La mostra “Guerrino Tramonti. Ceramiche in terra d’Urbino, 1930-1970”, allestita dal 2 al 30 settembre nelle sale della Bottega di Giovanni Santi a Urbino, intende mettere in risalto il periodo più fecondo dell’attività del maestro, tra gli anni Trenta e Sessanta. Terracotte, maioliche variamente sperimentate e grès porcellanato costituiscono un corpus centrale di oltre sessanta opere a cui si aggiunge una rappresentanza di alcuni dipinti degli anni Settanta che danno appena un’indicazione del confronto tra il segno pittorico e l’iconografia su supporti diversi. A promuovere la manifestazione è l’Accademia Raffaello di Urbino in collaborazione con la Fondazione Guerrino Tramonti di Faenza che, dopo la scomparsa dell’artista nel 1992, ne custodisce le opere.

Il percorso espositivo si articola in quattro momenti differenti che corrispondono ad altrettanti periodi della carriera artistica del maestro. Il primo, collocabile tra gli anni Trenta e Quaranta, è caratterizzato da opere in bronzo e terracotta a tutto tondo, che svelano l’influenza di Arturo Martini e una ripresa archeologizzante d’impronta etrusca. Significative le sculture Cantilena e Animale Fantastico. Il secondo, risalente all’incirca agli anni Cinquanta, si manifesta tanto nei rivestimenti a lustro, secondo l’esempio di maestri faentini come Pietro Melandri e Riccardo Gatti, quanto nella creazione di maioliche a grossi spessori di smalti, sulla scia di Guido Gambone, da Tramonti esaltato e imitato. I bellissimi piatti e vassoi, definiti dalla critica “antichissimi e moderni allo stesso tempo”, colorano con le loro tinte fresche e semplici – azzurro, giallo, rosso e bianco – le sale della Bottega.

Il “soffitto di San Donato”, espressione della sperimentazione da lui avviata nella Scuola d’Arte di Castelli, rappresenta il terzo periodo. Si tratta di un’opera premiata alla Decima Triennale di Milano nel 1954: un soffitto di 356 tavelle maiolicate con decorazioni policrome realizzate in linea con le iconografie di Neocubismo, Astrattismo e Primitivismo. I grandi dischi decorativi, invetriati con craquelures rappresentano in mostra tale periodo e ricordano, secondo il curatore Gian Carlo Bojani, sia le semplificazioni compositive di un Pablo Picasso sia l’arcaismo della pittura medievale catalana, che in quegli anni il maestro sperimenta in occasione del viaggio a Barcellona con Franco Gentilini. I vasi di terracotta e grès sono, da ultimi, il simbolo della quarta fase, fortemente influenzata dall’arte orientale di Cina, Corea e Giappone ma rivissuta con il purismo formale in voga tra gli anni Sessanta e Settanta.
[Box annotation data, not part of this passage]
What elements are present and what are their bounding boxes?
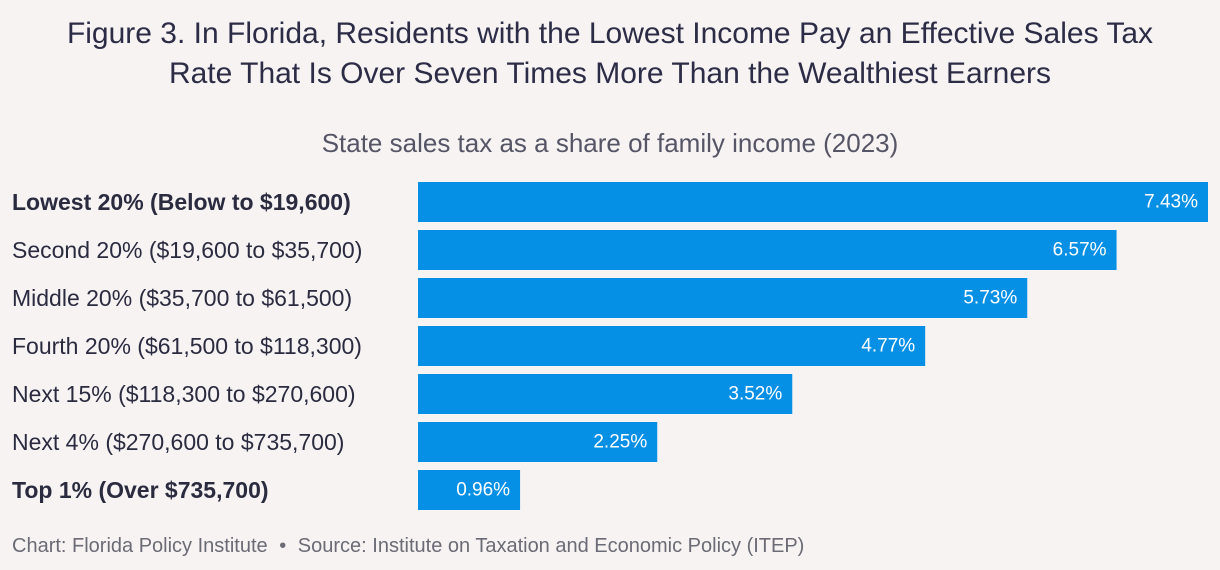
chart-title-line-1: Figure 3. In Florida, Residents with the… [66, 17, 1154, 50]
bar [418, 470, 521, 510]
bar-value-label: 3.52% [728, 384, 782, 405]
bar-value-label: 2.25% [593, 432, 647, 453]
category-label: Middle 20% ($35,700 to $61,500) [12, 285, 352, 311]
chart-credit: Chart: Florida Policy Institute [12, 535, 268, 557]
bar [418, 374, 793, 414]
category-label: Next 15% ($118,300 to $270,600) [12, 381, 356, 407]
bar-value-label: 6.57% [1053, 240, 1107, 261]
bar [418, 278, 1028, 318]
bar [418, 182, 1208, 222]
category-label: Lowest 20% (Below to $19,600) [12, 189, 351, 215]
category-label: Second 20% ($19,600 to $35,700) [12, 237, 362, 263]
chart-subtitle: State sales tax as a share of family inc… [321, 128, 899, 158]
bar-value-label: 0.96% [456, 480, 510, 501]
chart-title-line-2: Rate That Is Over Seven Times More Than … [168, 57, 1052, 90]
chart-footer: Chart: Florida Policy Institute • Source… [12, 535, 804, 558]
bar-value-label: 4.77% [861, 336, 915, 357]
bar [418, 230, 1117, 270]
chart-title: Figure 3. In Florida, Residents with the… [0, 14, 1220, 94]
category-label: Top 1% (Over $735,700) [12, 477, 269, 503]
category-label: Next 4% ($270,600 to $735,700) [12, 429, 344, 455]
bar [418, 422, 658, 462]
category-label: Fourth 20% ($61,500 to $118,300) [12, 333, 362, 359]
bar [418, 326, 926, 366]
footer-separator: • [279, 535, 287, 557]
bar-value-label: 5.73% [963, 288, 1017, 309]
bar-value-label: 7.43% [1144, 192, 1198, 213]
chart-source: Source: Institute on Taxation and Econom… [297, 535, 805, 557]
Negli anni Settanta, Guerrino abbandona le arti del fuoco perché ritiene “di non poter andare oltre a quello che aveva raggiunto”. Arcaismi ed elementi di post-cubismo ritornano nei dipinti dell’artista, dove è possibile scorgere i rapporti cromatici e le forme plastiche di un Fernand Leger che aveva ammirato in Costa Azzurra.